Это он -- украинцам, которых в зале половина! Недавно привезённым из кипящих областей -- это им как солью на свежую рану! Они взывали! Уже к Кишкину на сцену кинулся надзиратель. Но трагическое лицо Кишкина вдруг растворилось в клоунскую улыбку. Уже по-русски, он крикнул:
-- Это я когда в четвёртом классе был, мы про Девятое Января стихотворение учили!
И убежал со сцены, ковыляя смешно.
А Женя Никишин был простой приятный компанейский парень с открытым веснущатым лицом. (Таких ребят много было прежде в деревне, до её разгрома.
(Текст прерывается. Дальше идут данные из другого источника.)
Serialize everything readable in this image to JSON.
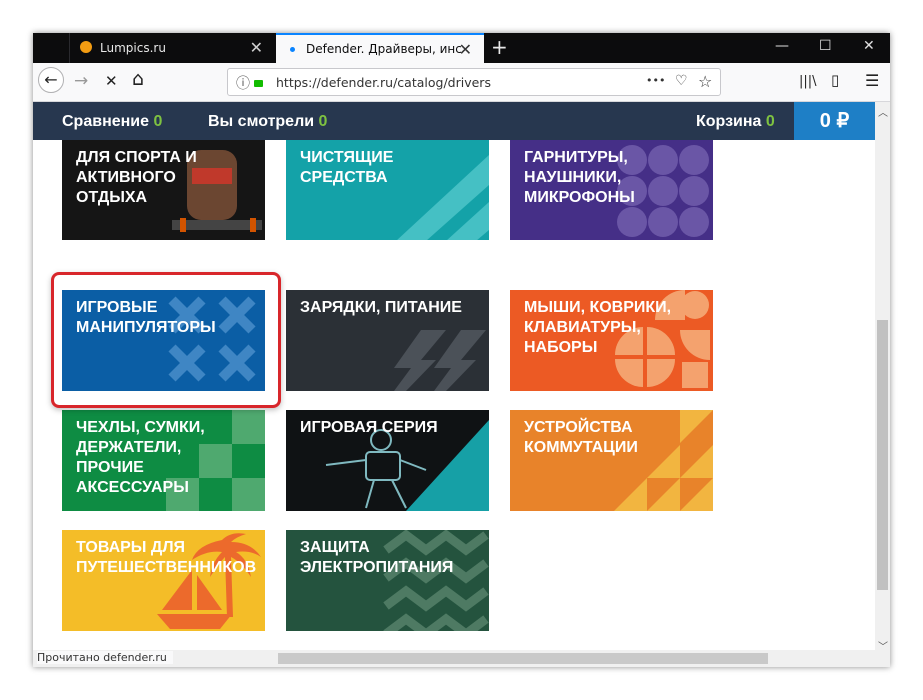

Сейчас там преобладают выражения недоброжелательные.) У Жени был небольшой голос, он охотно пел для друзей в секции барака и со сцены тоже.
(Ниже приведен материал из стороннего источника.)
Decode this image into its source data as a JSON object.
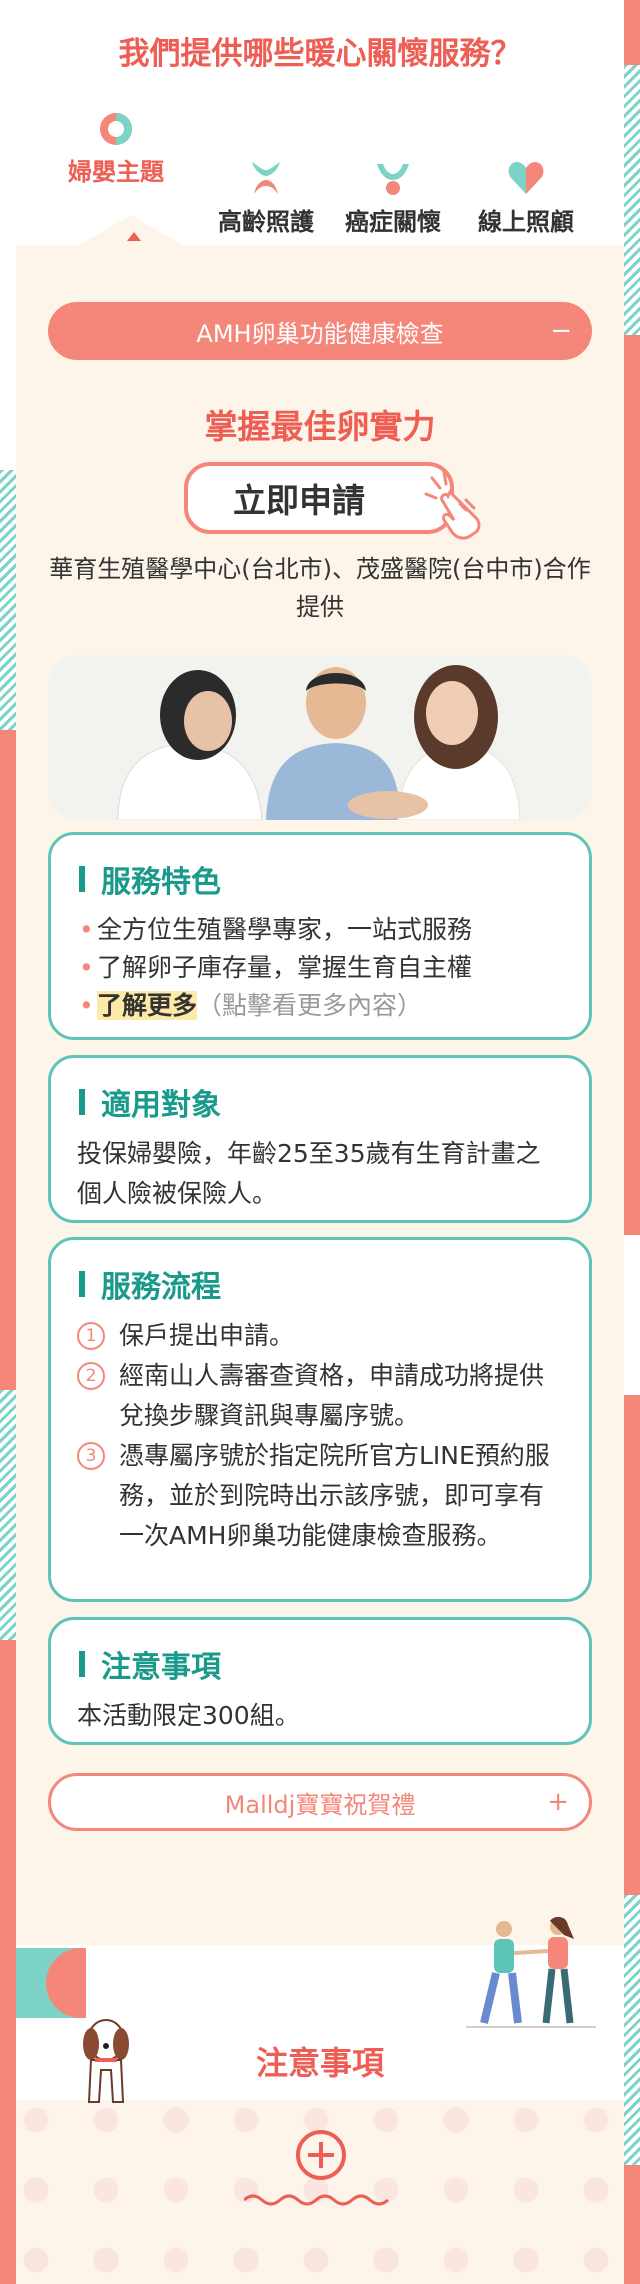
{
  "page_title": "我們提供哪些暖心關懷服務？",
  "tabs": [
    {
      "label": "婦嬰主題",
      "icon": "mother-baby-icon",
      "active": true
    },
    {
      "label": "高齡照護",
      "icon": "elder-care-icon",
      "active": false
    },
    {
      "label": "癌症關懷",
      "icon": "cancer-care-icon",
      "active": false
    },
    {
      "label": "線上照顧",
      "icon": "heart-icon",
      "active": false
    }
  ],
  "accordion_open": {
    "label": "AMH卵巢功能健康檢查",
    "toggle": "−"
  },
  "headline": "掌握最佳卵實力",
  "apply_button": "立即申請",
  "partner_text": "華育生殖醫學中心(台北市)、茂盛醫院(台中市)合作提供",
  "features": {
    "title": "服務特色",
    "items": [
      "全方位生殖醫學專家，一站式服務",
      "了解卵子庫存量，掌握生育自主權"
    ],
    "more_link": "了解更多",
    "more_hint": "（點擊看更多內容）"
  },
  "eligibility": {
    "title": "適用對象",
    "text": "投保婦嬰險，年齡25至35歲有生育計畫之個人險被保險人。"
  },
  "process": {
    "title": "服務流程",
    "steps": [
      {
        "num": "1",
        "text": "保戶提出申請。"
      },
      {
        "num": "2",
        "text": "經南山人壽審查資格，申請成功將提供兌換步驟資訊與專屬序號。"
      },
      {
        "num": "3",
        "text": "憑專屬序號於指定院所官方LINE預約服務，並於到院時出示該序號，即可享有一次AMH卵巢功能健康檢查服務。"
      }
    ]
  },
  "notes": {
    "title": "注意事項",
    "text": "本活動限定300組。"
  },
  "accordion_closed": {
    "label": "Malldj寶寶祝賀禮",
    "toggle": "+"
  },
  "bottom_title": "注意事項",
  "colors": {
    "coral": "#f4877a",
    "red": "#ee5e55",
    "teal": "#1a9a8a",
    "cream": "#fdf4ea"
  }
}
И вот однажды было объявлено:
-- "Жёнушка-жена"! Музыка Мокроусова, слова Исаковского. Исполняет Женя Никишин в сопровождении гитары.
От гитары потекла простая печальная мелодия. А Женя перед большим залом запел интимно, выказывая еще недоочерствленную, недовыхоложенную нашу теплоту:
- Жёнушка-жена!
- Только ты одна,
- Только ты одна в душе моей!
Только ты одна! Померк длинный бездарный лозунг над сценой о производственном плане. В сизоватой мгле зала пригасли годы лагеря -- долгие, прожитые, долгие оставшиеся. Только ты одна! Не мнимая вина перед властью, не счёты с нею. И не волчьи наши заботы... Только ты одна!..
- Милая моя,
- Где бы ни был я --
- Всех ты мне дороже и родней!
Песня была о нескончаемой разлуке. О безвестности. О потерянности. Как это подходило! Но ничего прямо о тюрьме. И всё это можно было отнести и к долгой войне.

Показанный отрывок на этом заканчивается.